Although many individuals experience post-traumatic growth as positive changes take hold, he said, only half of service members or veterans who need help actually obtain it.
In addition to raising awareness, another conference goal was to build partnerships among the broad range of agencies and organizations serving veterans. One example, cited by Dr. Katz, is the SAMHSA–VA collaboration on the veterans suicide helpline, which has received over 60,000 calls, 30,000 of them from veterans themselves, since its launch in July 2007 (see SAMHSA News online, July/August 2008). “It’s a major success,” Dr. Katz said.
Dr. Katz mentioned a new Uniform Mental Health Services Handbook projected for publication by the end of 2009. The VA handbook will define which services must be provided and will give guidance on methods of addressing service gaps caused by distance and other factors, he said. Approaches include increased use of both telemental health and community services.
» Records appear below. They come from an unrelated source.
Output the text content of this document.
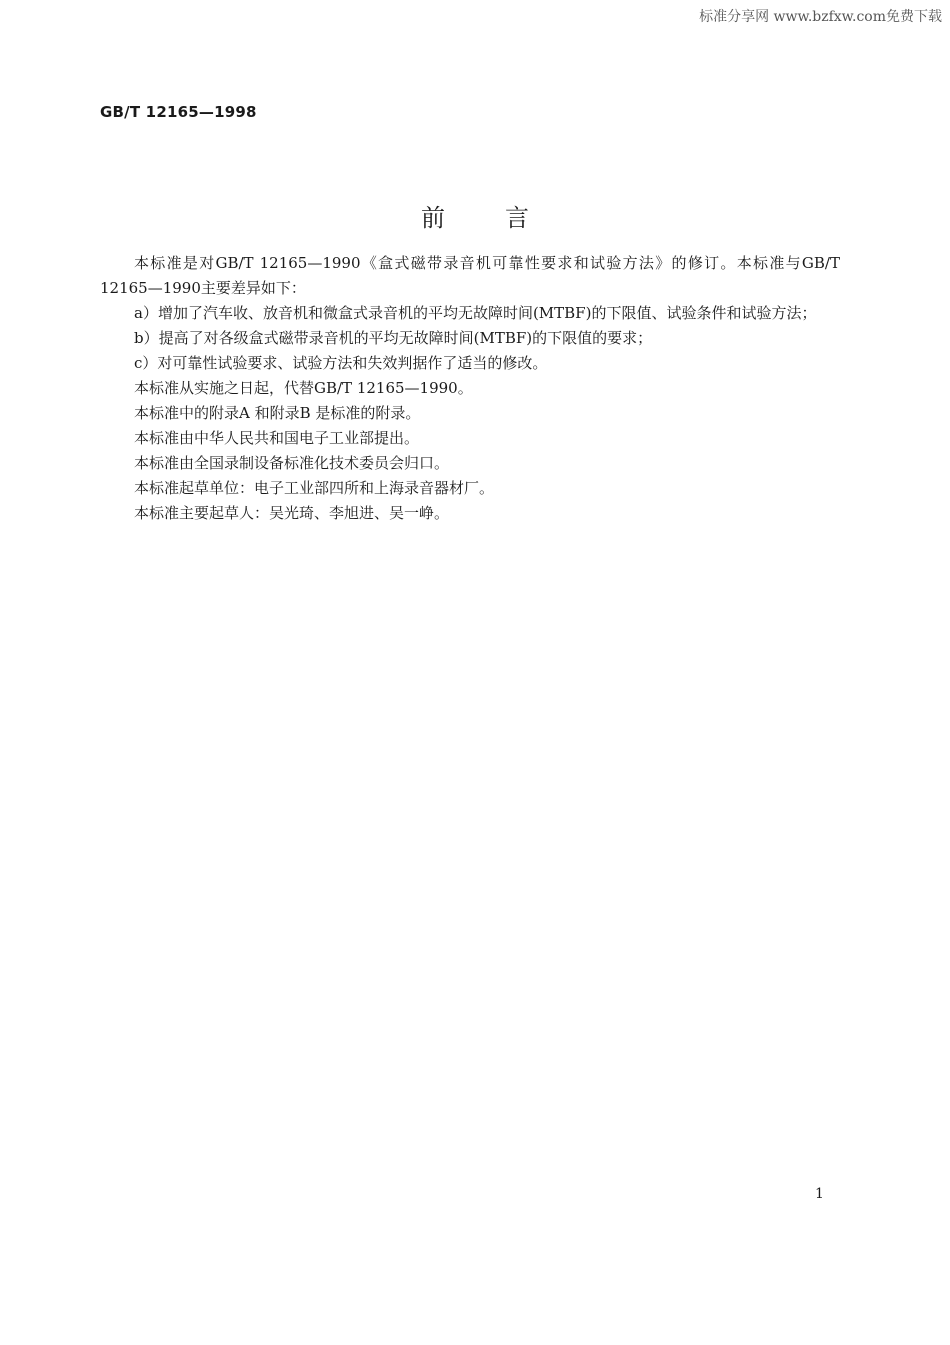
标准分享网 www.bzfxw.com免费下载
GB/T 12165—1998
前言

本标准是对GB/T 12165—1990《盒式磁带录音机可靠性要求和试验方法》的修订。本标准与GB/T 12165—1990主要差异如下：

a）增加了汽车收、放音机和微盒式录音机的平均无故障时间(MTBF)的下限值、试验条件和试验方法；

b）提高了对各级盒式磁带录音机的平均无故障时间(MTBF)的下限值的要求；

c）对可靠性试验要求、试验方法和失效判据作了适当的修改。

本标准从实施之日起，代替GB/T 12165—1990。

本标准中的附录A 和附录B 是标准的附录。

本标准由中华人民共和国电子工业部提出。

本标准由全国录制设备标准化技术委员会归口。

本标准起草单位：电子工业部四所和上海录音器材厂。

本标准主要起草人：吴光琦、李旭进、吴一峥。

1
The U.S. Department of Defense (DoD) will also, as part of its transformation initiative, soon launch a major public information campaign on mental health emphasizing recovery and reintegration, General Sutton said.
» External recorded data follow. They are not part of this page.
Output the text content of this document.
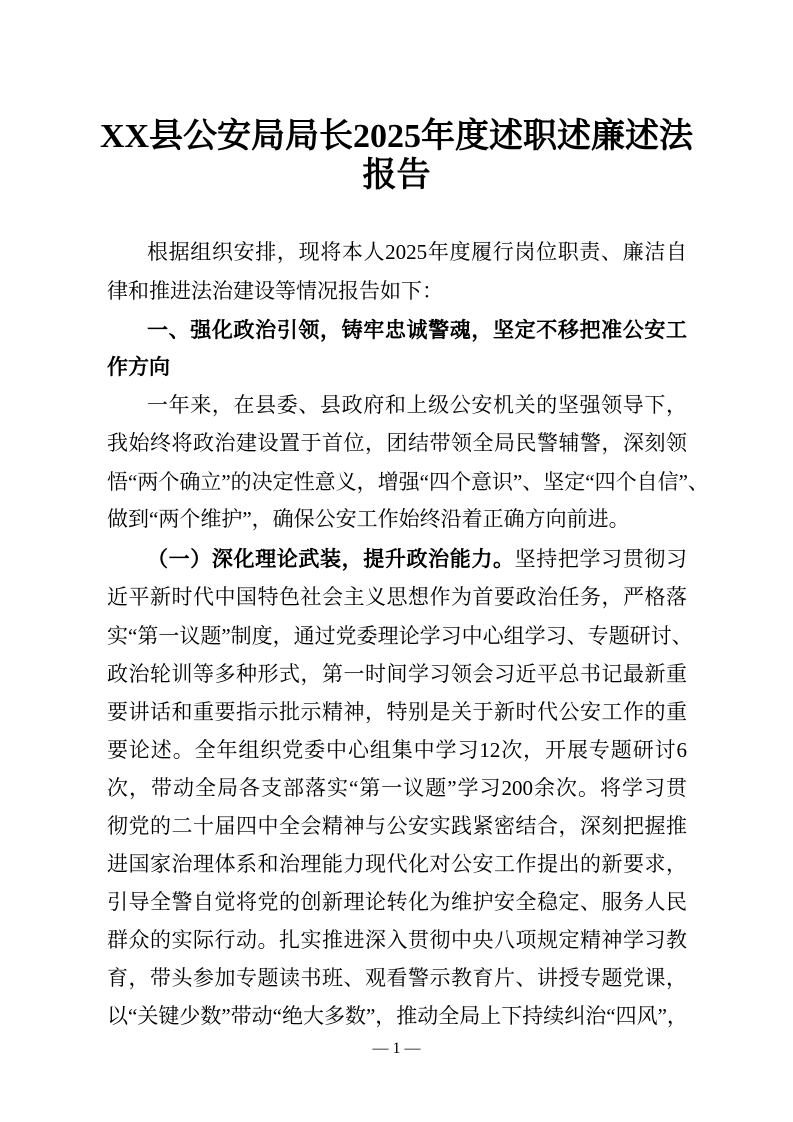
XX县公安局局长2025年度述职述廉述法
报告
根据组织安排，现将本人2025年度履行岗位职责、廉洁自
律和推进法治建设等情况报告如下：
一、强化政治引领，铸牢忠诚警魂，坚定不移把准公安工
作方向
一年来，在县委、县政府和上级公安机关的坚强领导下，
我始终将政治建设置于首位，团结带领全局民警辅警，深刻领
悟“两个确立”的决定性意义，增强“四个意识”、坚定“四个自信”、
做到“两个维护”，确保公安工作始终沿着正确方向前进。
（一）深化理论武装，提升政治能力。坚持把学习贯彻习
近平新时代中国特色社会主义思想作为首要政治任务，严格落
实“第一议题”制度，通过党委理论学习中心组学习、专题研讨、
政治轮训等多种形式，第一时间学习领会习近平总书记最新重
要讲话和重要指示批示精神，特别是关于新时代公安工作的重
要论述。全年组织党委中心组集中学习12次，开展专题研讨6
次，带动全局各支部落实“第一议题”学习200余次。将学习贯
彻党的二十届四中全会精神与公安实践紧密结合，深刻把握推
进国家治理体系和治理能力现代化对公安工作提出的新要求，
引导全警自觉将党的创新理论转化为维护安全稳定、服务人民
群众的实际行动。扎实推进深入贯彻中央八项规定精神学习教
育，带头参加专题读书班、观看警示教育片、讲授专题党课，
以“关键少数”带动“绝大多数”，推动全局上下持续纠治“四风”，
— 1 —
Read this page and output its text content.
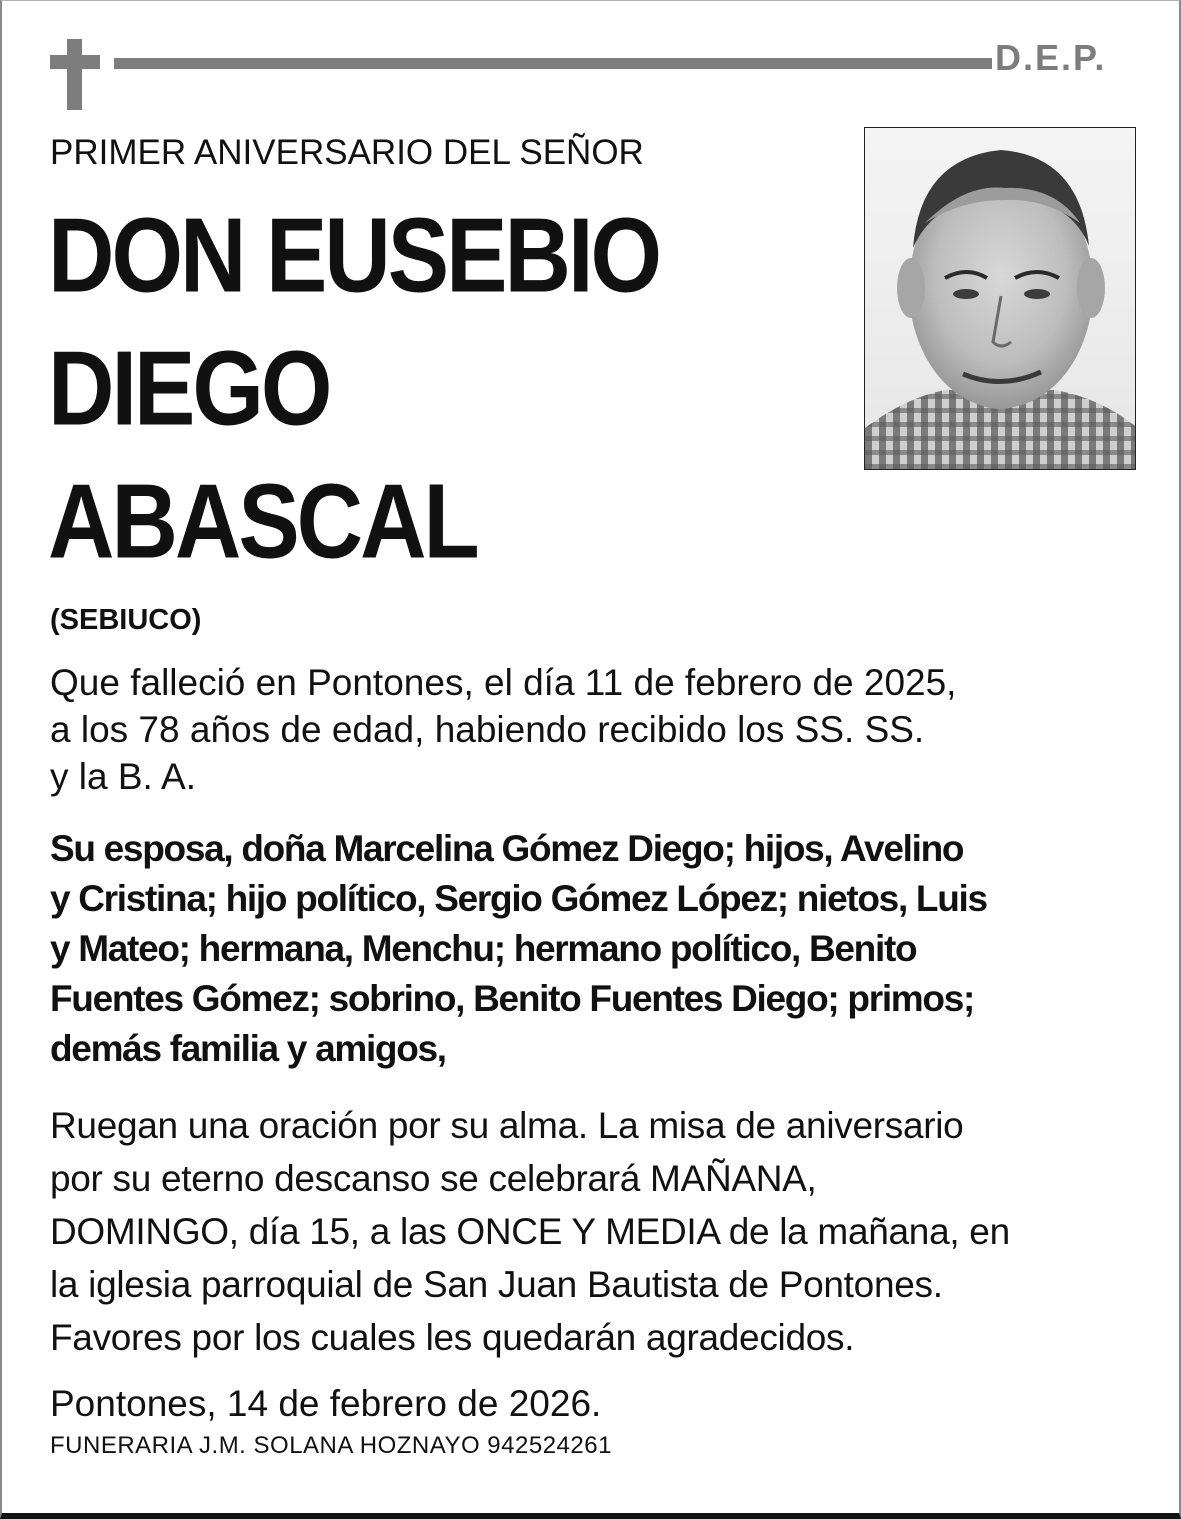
D.E.P.
PRIMER ANIVERSARIO DEL SEÑOR
DON EUSEBIO
DIEGO
ABASCAL
(SEBIUCO)
Que falleció en Pontones, el día 11 de febrero de 2025,
a los 78 años de edad, habiendo recibido los SS. SS.
y la B. A.
Su esposa, doña Marcelina Gómez Diego; hijos, Avelino
y Cristina; hijo político, Sergio Gómez López; nietos, Luis
y Mateo; hermana, Menchu; hermano político, Benito
Fuentes Gómez; sobrino, Benito Fuentes Diego; primos;
demás familia y amigos,
Ruegan una oración por su alma. La misa de aniversario
por su eterno descanso se celebrará MAÑANA,
DOMINGO, día 15, a las ONCE Y MEDIA de la mañana, en
la iglesia parroquial de San Juan Bautista de Pontones.
Favores por los cuales les quedarán agradecidos.
Pontones, 14 de febrero de 2026.
FUNERARIA J.M. SOLANA HOZNAYO 942524261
“Service members have a very strong identification with strength,” said plenary speaker Marine Sergeant Dan Taslitz, who suffered accidental brain injury in Iraq from carbon monoxide after Marine combat and reconnaissance service. “My identity was shattered. I was no longer a strong athlete and leader,” Mr. Taslitz explained. But resilience was a strong element in his recovery. “It opens the door to support,” he added.
“The Army’s new guidance is to make it a sign of strength, not weakness, to come forward to seek mental health care,” General Graham said.
He is working with his officers and noncommissioned officers at Fort Carson to create a healthy climate where soldiers will seek help without fear that it could hurt their careers. The number of individuals at Fort Carson coming forward for help has increased, he said. “We believe we are on the right track.”
Following the public conference day, SAMHSA convened a 2-day Policy Academy for teams from nine states and one territory.
By invitation after a brief competition nationwide, those included Florida, Massachusetts, New Hampshire, New York, North Carolina, Oklahoma, South Carolina, Utah, and Washington, as well as American Samoa.
Team members represented state governments, mental health and substance abuse providers, veterans and faith-based organizations, and family members.
Their goal? A seamless system of care for returning veterans and their families in their home states. A list of challenges to helping veterans included plans for employment, universal health coverage, community coalitions, and support for children and families.
Recommendations from the Policy Academy will be available within 60 days. State plans will be reviewed by SAMHSA, the DoD, and the VA.